We need to be tougher on the parents of overweight children, and schools and local authorities must take greater responsibility for helping people better understand the consequences of poor diet and how to eat healthily.

What’s happened in Leeds is the way forward. 

Hundreds of thousands of patients diagnosed with Alzheimer’s may instead have Late disease, according to research published this week in the journal Brain.

Late stands for Limbic-predominant Age-related TDP-43 Encephalopathy and occurs when the protein TDP-43 acquires an abnormal structure causing brain shrinkage and damage.

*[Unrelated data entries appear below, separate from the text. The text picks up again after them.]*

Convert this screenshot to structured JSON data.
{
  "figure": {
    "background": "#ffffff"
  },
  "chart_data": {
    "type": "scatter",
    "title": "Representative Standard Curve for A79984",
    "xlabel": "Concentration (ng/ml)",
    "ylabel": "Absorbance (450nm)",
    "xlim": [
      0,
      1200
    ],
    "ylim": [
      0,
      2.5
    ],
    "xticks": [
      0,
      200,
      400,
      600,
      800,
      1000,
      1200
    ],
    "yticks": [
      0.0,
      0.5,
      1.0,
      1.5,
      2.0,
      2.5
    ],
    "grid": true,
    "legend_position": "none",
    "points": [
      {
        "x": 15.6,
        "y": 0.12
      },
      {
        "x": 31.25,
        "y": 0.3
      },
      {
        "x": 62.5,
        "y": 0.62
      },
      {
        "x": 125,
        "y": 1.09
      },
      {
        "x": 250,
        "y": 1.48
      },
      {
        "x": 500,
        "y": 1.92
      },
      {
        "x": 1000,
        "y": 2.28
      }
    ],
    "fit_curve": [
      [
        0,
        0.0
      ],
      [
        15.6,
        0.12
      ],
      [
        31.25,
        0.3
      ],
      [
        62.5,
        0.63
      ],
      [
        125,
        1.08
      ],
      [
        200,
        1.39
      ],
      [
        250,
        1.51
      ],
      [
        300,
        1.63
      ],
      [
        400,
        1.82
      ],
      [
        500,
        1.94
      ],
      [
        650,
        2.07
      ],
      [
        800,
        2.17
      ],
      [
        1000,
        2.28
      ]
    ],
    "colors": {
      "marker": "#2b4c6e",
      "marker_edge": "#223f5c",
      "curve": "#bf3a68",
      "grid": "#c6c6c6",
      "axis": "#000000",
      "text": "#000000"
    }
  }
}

The disease mimics Alzheimer’s but is fundamentally different. This is a giant leap in understanding dementia and explains why there is so much variation in the way people diagnosed with Alzheimer’s respond to drug treatment and how their condition progresses.

It’s now clear that it’s because they have different diseases. The finding opens up the possibility for better, targeted treatments in the future — and hopefully, one day, a cure.

Game Of Thrones fans have been in raptures over this week’s episode, The Long Night. It was an epic battle sequence that lasted more than an hour.

The actors spoke about the rigours of filming it. They complained that nothing could have prepared them for 55 consecutive 11-hour night shoots and their resulting exhaustion.

Please! They’ve obviously never done a night shift in A&E. Just like Game Of Thrones, there are lots of fights, zombies (drunks), and even the odd dragon (some senior nurses).

But unlike mollycoddled actors, A&E staff are expected to do it night after night, with little thanks.

They’d certainly give Jon Snow, Arya and Brienne of Tarth a run for their money.